Feedback control of human metabolic work rate during robotics-assisted treadmill exercise

A novel approach is presented which suggests the use of human metabolic work rate to define and regulate exercise intensity during robotics-assisted treadmill training. The work describes the design and technical validation of the new method.A feedback structure is proposed which provides automatic regulation of metabolic work rate, in conjunction with an embedded feedback loop for volitional control of mechanical work rate. Human metabolic work rate was derived in real time from breath-by-breath measurements of oxygen uptake and carbon dioxide output.The results show that the feedback method provides close to nominal performance for square-wave and ramp reference tracking tasks and that good disturbance rejection properties are obtained. A collateral finding of this work is an estimate of 14.5% of the metabolic efficiency of robotics-assisted treadmill exercise.The use of feedback control of human metabolic work rate provides a direct measure of exercise intensity as perceived by the exercising human as it directly reflects the energy requirements of the working muscles.
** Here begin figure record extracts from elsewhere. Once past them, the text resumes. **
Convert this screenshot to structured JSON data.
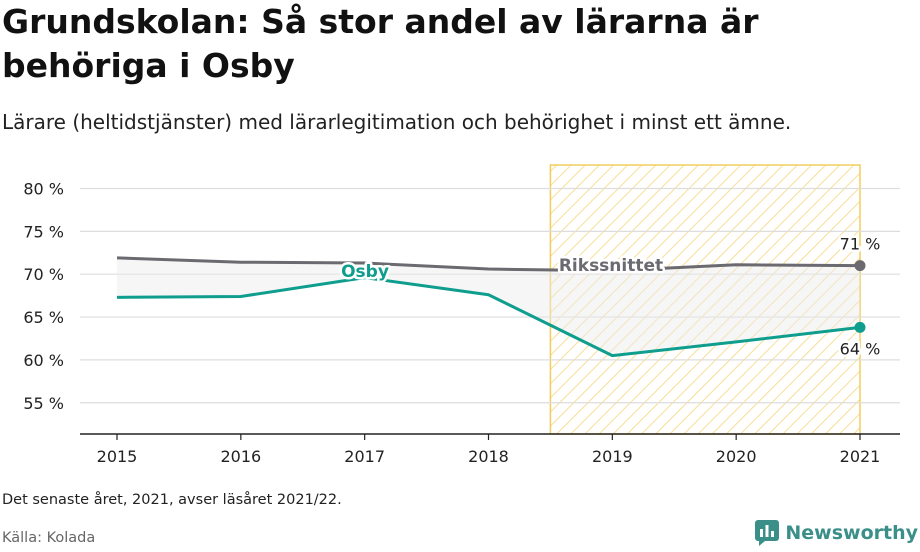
{
  "header": {
    "title": "Grundskolan: Så stor andel av lärarna är behöriga i Osby",
    "subtitle": "Lärare (heltidstjänster) med lärarlegitimation och behörighet i minst ett ämne."
  },
  "footer": {
    "note": "Det senaste året, 2021, avser läsåret 2021/22.",
    "source": "Källa: Kolada",
    "brand": "Newsworthy",
    "brand_icon": "bar-chart-logo-icon"
  },
  "colors": {
    "osby": "#0f9e8e",
    "riket": "#6b6a70",
    "highlight_border": "#f2cd5c",
    "highlight_hatch": "#f7de97",
    "grid": "#dddddd",
    "brand": "#3a8f88"
  },
  "chart_data": {
    "type": "line",
    "x": [
      2015,
      2016,
      2017,
      2018,
      2019,
      2020,
      2021
    ],
    "series": [
      {
        "name": "Osby",
        "values": [
          67.3,
          67.4,
          69.6,
          67.6,
          60.5,
          62.1,
          63.8
        ],
        "end_label": "64 %"
      },
      {
        "name": "Rikssnittet",
        "values": [
          71.9,
          71.4,
          71.3,
          70.6,
          70.4,
          71.1,
          71.0
        ],
        "end_label": "71 %"
      }
    ],
    "y_ticks": [
      55,
      60,
      65,
      70,
      75,
      80
    ],
    "y_tick_labels": [
      "55 %",
      "60 %",
      "65 %",
      "70 %",
      "75 %",
      "80 %"
    ],
    "x_tick_labels": [
      "2015",
      "2016",
      "2017",
      "2018",
      "2019",
      "2020",
      "2021"
    ],
    "ylim": [
      51.5,
      82.5
    ],
    "highlight_range": [
      2018.5,
      2021
    ],
    "grid": true,
    "xlabel": "",
    "ylabel": ""
  }
}
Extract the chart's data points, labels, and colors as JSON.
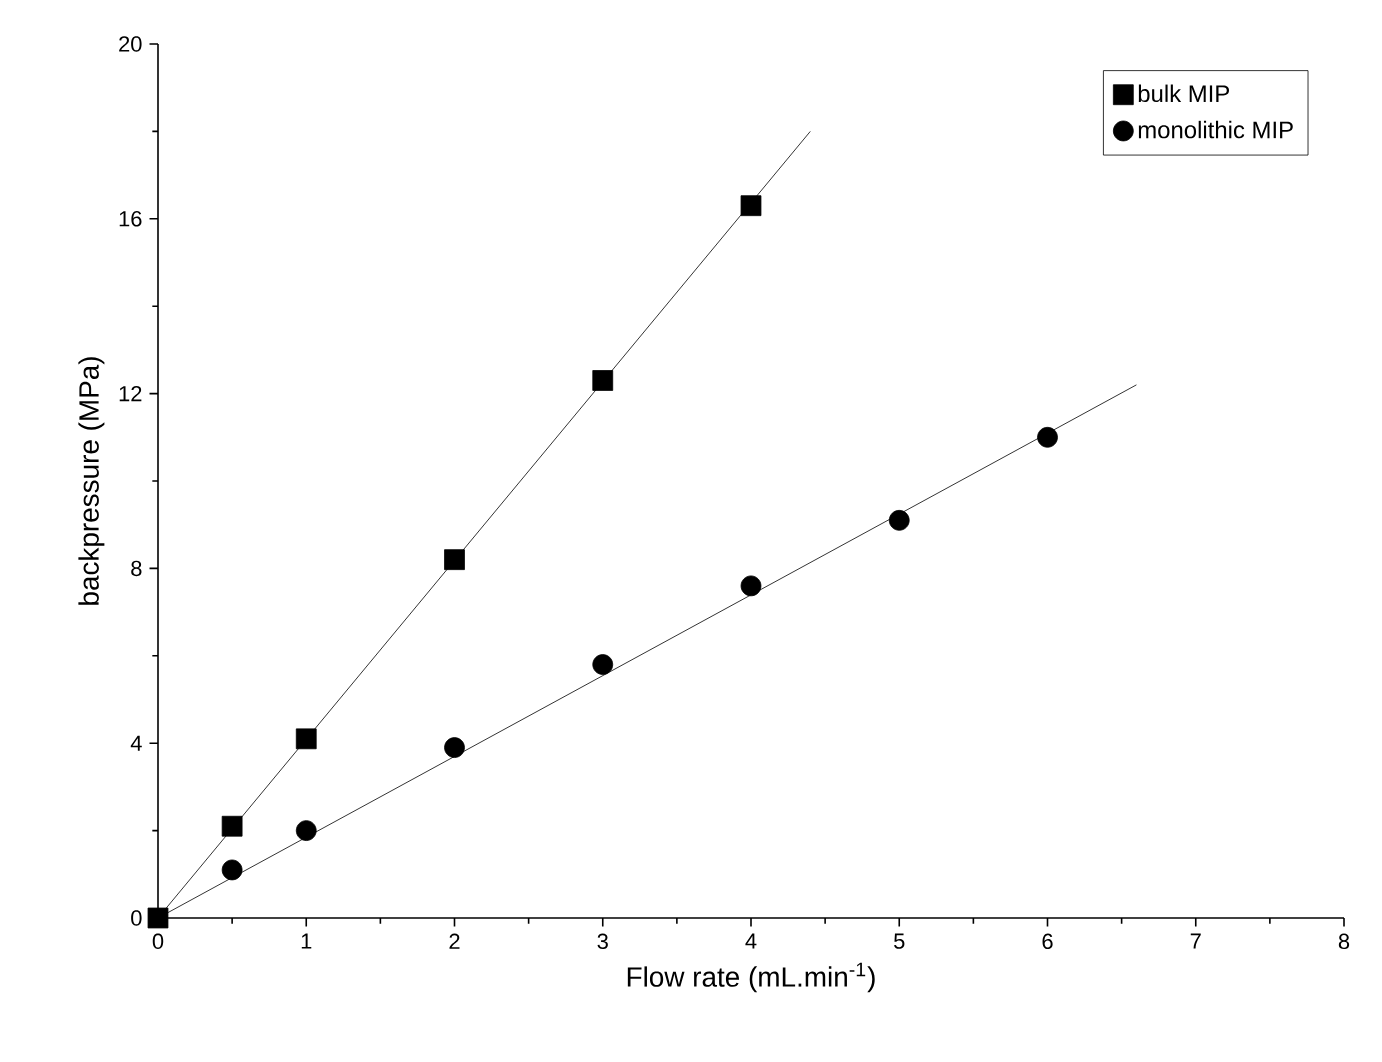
{
  "chart_data": {
    "type": "scatter",
    "xlabel": "Flow rate (mL.min$^{-1}$)",
    "ylabel": "backpressure (MPa)",
    "xlim": [
      0,
      8
    ],
    "xticks": [
      0,
      1,
      2,
      3,
      4,
      5,
      6,
      7,
      8
    ],
    "ylim": [
      0,
      20
    ],
    "yticks": [
      0,
      4,
      8,
      12,
      16,
      20
    ],
    "grid": false,
    "legend": "top right",
    "series": [
      {
        "name": "bulk MIP",
        "marker": "square",
        "color": "#000000",
        "x": [
          0,
          0.5,
          1,
          2,
          3,
          4
        ],
        "values": [
          0,
          2.1,
          4.1,
          8.2,
          12.3,
          16.3
        ]
      },
      {
        "name": "monolithic MIP",
        "marker": "circle",
        "color": "#000000",
        "x": [
          0.5,
          1,
          2,
          3,
          4,
          5,
          6
        ],
        "values": [
          1.1,
          2.0,
          3.9,
          5.8,
          7.6,
          9.1,
          11.0
        ]
      },
      {
        "type": "line",
        "marker": "none",
        "color": "#000000",
        "x": [
          0,
          4.4
        ],
        "values": [
          0,
          18.0
        ]
      },
      {
        "type": "line",
        "marker": "none",
        "color": "#000000",
        "x": [
          0,
          6.6
        ],
        "values": [
          0,
          12.2
        ]
      }
    ]
  }
}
This complements previous approaches to guiding robotics-assisted treadmill training based on mechanical work rate, heart rate or oxygen uptake. The new approach based on metabolic work rate may have advantages in populations with compromised and widely varying exercise responses. This provides a new approach for driving and controlling active patient participation during robotics-assisted treadmill exercise.

► A novel method for feedback control of human metabolic work rate during robotics-assisted treadmill exercise is presented. ► The approach is technically validated using experimental data. ► For the first time, an estimate of the metabolic efficiency of robotics-assisted treadmill exercise is obtained. ► We combine techniques from exercise physiology, feedback control systems, and rehabilitation engineering. ► There is high potential for clinical application for guiding active patient participation during this form of exercise.